The ambulance fee schedule payment equals a base rate payment plus a payment for mileage. Ground and water ambulance services are paid using the same fee schedule. The Committee agrees that HCFA will set the amount of the base year (CY 1998) expenditures to be used for determining the payment levels for air ambulance services between $134,827,792 and $158,000,000.
A. Base Rate
The relative value unit (RVU) scale for the ambulance
fee schedule is as follows:
Ground or Water
| Service Level | RVU |
| BLS | 1.00 |
| BLS-Emergency | 1.60 |
| ALS1 | ALS1 |
| ALS1-Emergency | 1.90 |
| ALS2 | 2.75 |
| SCT | 3.25 |
| PI | 1.75* |
Air Service Level
FW and RW HCFA sets the RVUs based on the amount of base year expenditures.
| Loaded Mileage | |
| Ground or water | $5.00 per statute mile |
| Air (FW) | $6.00 per statute mile |
| Air (RW) | $16.00 per statute mile |
* The base rate RVU for PI services is equal to the difference between the RVUs for ALS2 and BLS.
B. Geographic Modifier
Ground or Water: The practice expense (PE) portion of the physician GPCI applied to 70 percent of the base rate.
Air: The PE portion of the GPCI applied to 50 percent of the base rate.
C. Rural Modifier
Ground or Water: A 50 percent add-on to the mileage rate (that is, a rate of $7.50 per mile) for each of the first 17 miles. The regular mileage allowance will apply for every mile over 17 miles.

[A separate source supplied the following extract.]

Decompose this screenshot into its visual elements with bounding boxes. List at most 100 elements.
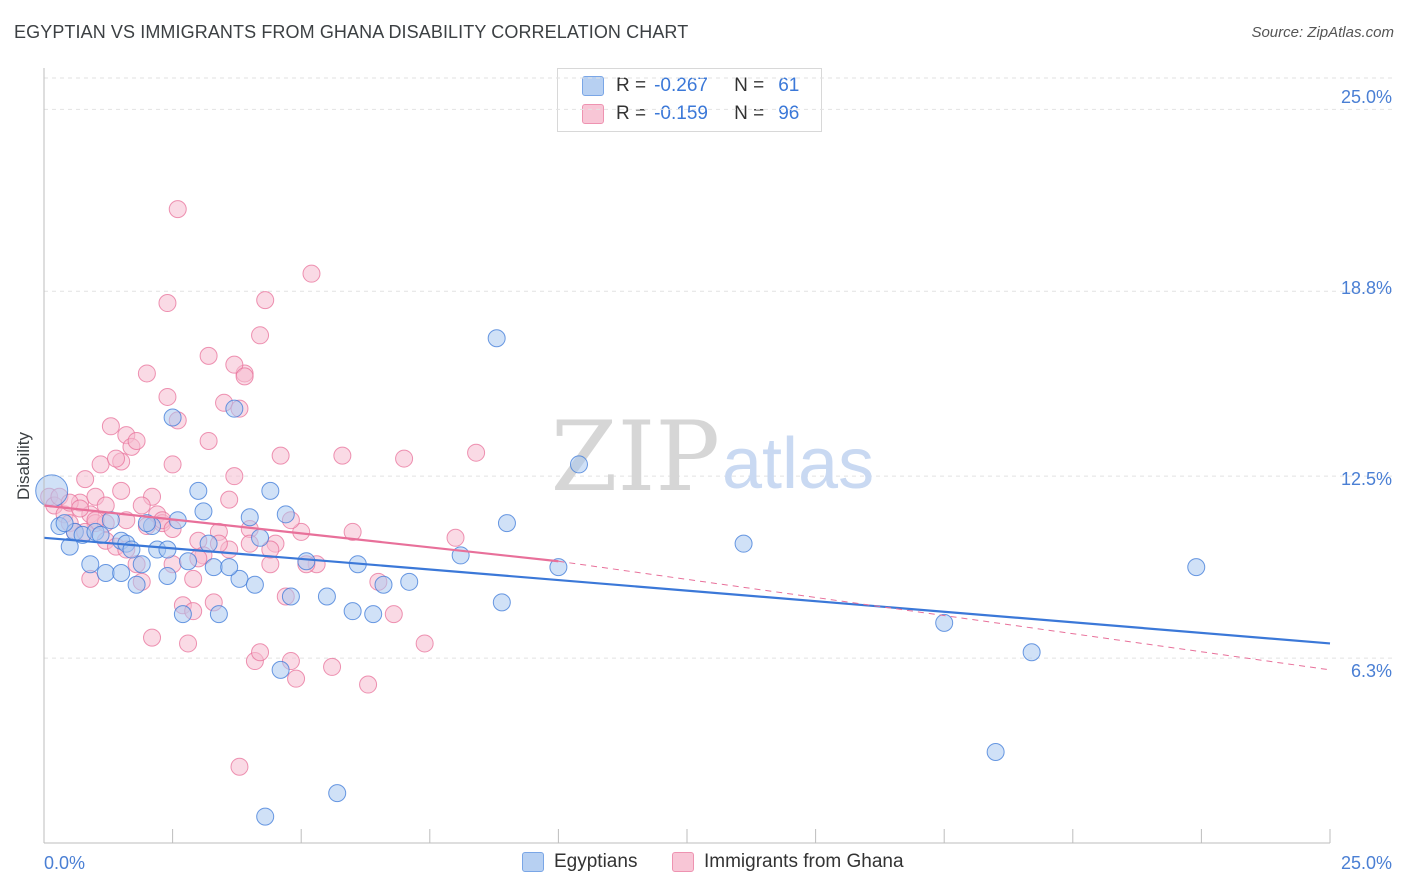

Air: The modifier is applied to the total payment for the services (that is, the sum of the base rate adjusted by the geographic modifier and the mileage). The value of the modifier is dependent on the air base year expenditures as follows:
| Base Year Expenditures | Modifier Percentage |
| Less than $145 million | 25 |
| $145 million to less than $150 million | 35 |
| $150 million or greater | 50 |
IV. Implementation Methodology
The ambulance fee schedule will be phased in over a 4-year period. The payment during the transition period will be based on a combination of the fee schedule payment and the amount the carrier would have paid absent the fee schedule. Payment in the first year of the transition will be the sum of 20 percent of the fee schedule and 80 percent of the former payment methodology. The fee schedule percentage will increase by 30 percentage points for each of the second and third years, with the former payment percentage decreasing by the same percentage points during that time. The fee schedule becomes fully implemented at 100 percent in the fourth year. Implementing payment under the fee schedule at only 20 percent in the first year is intended to give ambulance providers a period of time to adjust to the new payment amounts, which for some providers may be substantially lower than current payments. Thus, the transition is as follows:
| Fee Schedule Percentage | Former Payment Percentage | |
| Year One | 20 | 80 |
| Year Two | 50 | 50 |
| Year Three | 80 | 20 |
| Year Four | 100 | 0 |
V. Mechanisms to Control Increases in Expenditures for Ambulance Services
Unlike other Medicare services that have become subject to a fee schedule, the ambulance industry cannot arbitrarily increase the number of services it furnishes in order to circumvent lower payments per service. Therefore, the Committee has not suggested mechanisms to control expenditures.
VI. Adjustments to Account for Inflation and Other Factors
The Committee acknowledges that the statutory provisions regarding annual updates, as stated in section 1834(l)(3)(B) of the Social Security Act, will be the adjustments to account for inflation. That section provides for an annual update based on the percentage increase in the consumer price index for all urban consumers (CPI-U; U.S. city average) for the 12-month period ending with June of the year previous to its application to the fee schedule. For 2001 and 2002, the increase in the CPI-U is reduced by 1.0 percentage points for each year. Other than the Geographic and Rural adjustments, the Committee agrees not to make any other adjustments to the fee schedule.